This is a cross-post to the question I asked at MSE.
Let $A \in M_4(\mathbb R)$ and $A = (e_2, x, e_4, y)$ where $e_2, e_4$ are standard basis in $\mathbb R^4$ and $x,y$ are undetermined variables. Let $\phi, \psi: M_4(\mathbb R) \to \mathbb R^4$ be linear maps defined by \begin{align*} &\phi: B \mapsto (AB-BA) e_1, \\ &\psi: B \mapsto (AB-BA)e_3. \end{align*} Let $S$ be the intersection of kernels of the two linear maps, i.e., $S :=\text{ker}(\phi) \cap \text{ker}{\psi}$. In other words, the elements in $S \cap GL_4(\mathbb R)$ would preserve the structure of first and third columns of $A$ by conjugation, i.e., $(B^{-1}AB) e_1 = e_2, (B^{-1}AB)e_3 = e_4$ for $B \in S \cap GL_4(\mathbb R)$. I would like to determine:
- whether there exists $A$ (we can freely choose $x, y$) such that $S \cap GL_4(\mathbb R)$ has precisely two connected components or precisely one component.

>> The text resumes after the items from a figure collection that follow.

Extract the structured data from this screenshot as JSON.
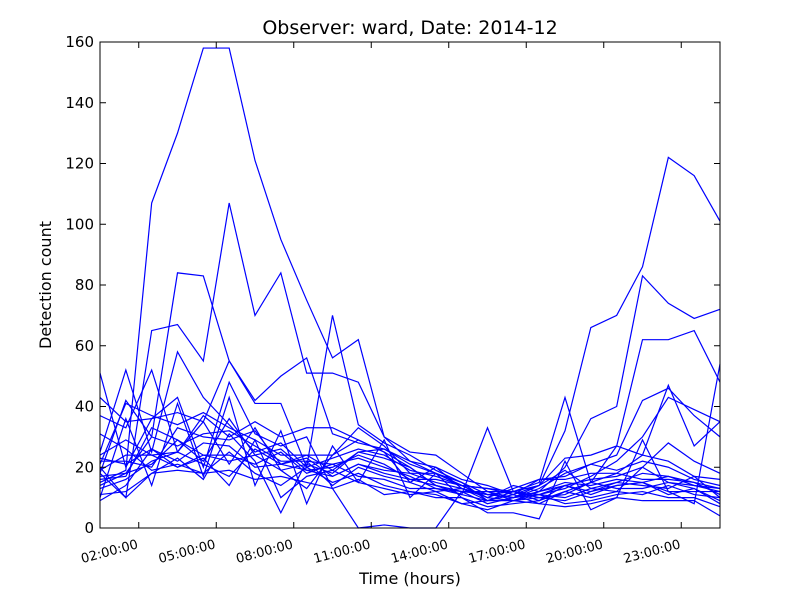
{
  "chart_data": {
    "type": "line",
    "title": "Observer: ward, Date: 2014-12",
    "xlabel": "Time (hours)",
    "ylabel": "Detection count",
    "xlim": [
      0.5,
      24.5
    ],
    "ylim": [
      0,
      160
    ],
    "yticks": [
      0,
      20,
      40,
      60,
      80,
      100,
      120,
      140,
      160
    ],
    "xticks": [
      {
        "value": 2,
        "label": "02:00:00"
      },
      {
        "value": 5,
        "label": "05:00:00"
      },
      {
        "value": 8,
        "label": "08:00:00"
      },
      {
        "value": 11,
        "label": "11:00:00"
      },
      {
        "value": 14,
        "label": "14:00:00"
      },
      {
        "value": 17,
        "label": "17:00:00"
      },
      {
        "value": 20,
        "label": "20:00:00"
      },
      {
        "value": 23,
        "label": "23:00:00"
      }
    ],
    "grid": false,
    "line_color": "#0000ff",
    "x": [
      0.5,
      1.5,
      2.5,
      3.5,
      4.5,
      5.5,
      6.5,
      7.5,
      8.5,
      9.5,
      10.5,
      11.5,
      12.5,
      13.5,
      14.5,
      15.5,
      16.5,
      17.5,
      18.5,
      19.5,
      20.5,
      21.5,
      22.5,
      23.5,
      24.5
    ],
    "series": [
      {
        "values": [
          15,
          19,
          107,
          130,
          158,
          158,
          121,
          95,
          75,
          56,
          62,
          30,
          25,
          24,
          18,
          12,
          10,
          14,
          32,
          66,
          70,
          86,
          122,
          116,
          101
        ]
      },
      {
        "values": [
          20,
          10,
          65,
          67,
          55,
          107,
          70,
          84,
          51,
          51,
          48,
          30,
          22,
          18,
          14,
          10,
          9,
          12,
          20,
          36,
          40,
          83,
          74,
          69,
          72
        ]
      },
      {
        "values": [
          17,
          18,
          30,
          84,
          83,
          55,
          41,
          41,
          20,
          70,
          34,
          28,
          24,
          19,
          15,
          11,
          12,
          14,
          23,
          24,
          27,
          62,
          62,
          65,
          48
        ]
      },
      {
        "values": [
          51,
          20,
          36,
          43,
          20,
          48,
          31,
          27,
          30,
          13,
          0,
          1,
          0,
          0,
          12,
          8,
          10,
          11,
          13,
          17,
          22,
          30,
          43,
          39,
          35
        ]
      },
      {
        "values": [
          43,
          35,
          36,
          38,
          35,
          55,
          42,
          50,
          56,
          31,
          28,
          26,
          22,
          20,
          16,
          14,
          11,
          16,
          17,
          21,
          24,
          42,
          46,
          37,
          30
        ]
      },
      {
        "values": [
          37,
          33,
          52,
          25,
          37,
          30,
          35,
          30,
          33,
          33,
          29,
          25,
          20,
          14,
          11,
          33,
          12,
          15,
          43,
          15,
          18,
          24,
          47,
          27,
          35
        ]
      },
      {
        "values": [
          25,
          52,
          25,
          58,
          43,
          34,
          25,
          28,
          20,
          23,
          26,
          24,
          19,
          17,
          14,
          13,
          12,
          11,
          14,
          16,
          17,
          20,
          28,
          22,
          18
        ]
      },
      {
        "values": [
          21,
          41,
          37,
          34,
          38,
          33,
          29,
          24,
          24,
          19,
          25,
          26,
          21,
          18,
          15,
          9,
          11,
          8,
          12,
          15,
          27,
          24,
          22,
          17,
          16
        ]
      },
      {
        "values": [
          18,
          42,
          30,
          27,
          31,
          32,
          27,
          22,
          22,
          21,
          23,
          20,
          17,
          13,
          12,
          11,
          10,
          13,
          18,
          21,
          19,
          22,
          20,
          16,
          14
        ]
      },
      {
        "values": [
          22,
          22,
          20,
          33,
          30,
          29,
          32,
          21,
          24,
          24,
          33,
          27,
          18,
          18,
          14,
          13,
          11,
          14,
          19,
          13,
          15,
          18,
          17,
          14,
          13
        ]
      },
      {
        "values": [
          19,
          24,
          24,
          25,
          35,
          21,
          33,
          19,
          13,
          24,
          29,
          25,
          15,
          20,
          13,
          10,
          13,
          16,
          16,
          18,
          18,
          16,
          16,
          15,
          13
        ]
      },
      {
        "values": [
          16,
          17,
          33,
          29,
          24,
          22,
          24,
          19,
          21,
          18,
          25,
          23,
          20,
          14,
          12,
          12,
          12,
          11,
          10,
          13,
          12,
          20,
          15,
          14,
          12
        ]
      },
      {
        "values": [
          23,
          21,
          26,
          22,
          28,
          27,
          20,
          21,
          19,
          20,
          24,
          21,
          16,
          16,
          14,
          10,
          14,
          12,
          15,
          14,
          16,
          15,
          17,
          15,
          11
        ]
      },
      {
        "values": [
          14,
          18,
          21,
          29,
          22,
          36,
          24,
          26,
          19,
          17,
          21,
          19,
          18,
          15,
          13,
          11,
          10,
          12,
          14,
          12,
          15,
          14,
          13,
          17,
          10
        ]
      },
      {
        "values": [
          13,
          16,
          22,
          25,
          21,
          17,
          26,
          21,
          23,
          17,
          21,
          18,
          16,
          14,
          12,
          12,
          9,
          10,
          11,
          15,
          13,
          13,
          15,
          13,
          9
        ]
      },
      {
        "values": [
          24,
          29,
          24,
          20,
          24,
          24,
          21,
          25,
          18,
          21,
          17,
          16,
          13,
          13,
          11,
          9,
          12,
          9,
          14,
          11,
          14,
          15,
          12,
          12,
          12
        ]
      },
      {
        "values": [
          11,
          12,
          18,
          23,
          16,
          31,
          22,
          5,
          22,
          14,
          20,
          17,
          15,
          12,
          13,
          9,
          12,
          10,
          9,
          12,
          14,
          15,
          11,
          13,
          8
        ]
      },
      {
        "values": [
          31,
          26,
          19,
          21,
          18,
          25,
          18,
          14,
          20,
          15,
          18,
          14,
          12,
          10,
          10,
          7,
          8,
          9,
          12,
          10,
          12,
          11,
          14,
          11,
          10
        ]
      },
      {
        "values": [
          9,
          14,
          26,
          20,
          23,
          14,
          29,
          10,
          17,
          19,
          15,
          13,
          11,
          12,
          8,
          9,
          9,
          11,
          8,
          9,
          11,
          12,
          10,
          10,
          7
        ]
      },
      {
        "values": [
          18,
          10,
          18,
          19,
          18,
          19,
          16,
          17,
          15,
          13,
          16,
          11,
          12,
          11,
          8,
          6,
          9,
          8,
          7,
          8,
          10,
          9,
          9,
          9,
          4
        ]
      },
      {
        "values": [
          10,
          36,
          14,
          41,
          17,
          43,
          14,
          32,
          8,
          27,
          15,
          29,
          10,
          18,
          10,
          5,
          5,
          3,
          22,
          6,
          10,
          29,
          12,
          8,
          54
        ]
      }
    ]
  }
}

- If there exists $A$, such that $\{V^{-1} A V: V \in S \cap GL_4(\mathbb R)\}$ is connected.
Edit: If the intersection only have one component, then the $2^{\text{nd}}$ question is immediate. Or if $A$ has two components but with a real eigenvalue, then $2$ should hold too. However, it is possible question $2$ can be solve directly which I could not see.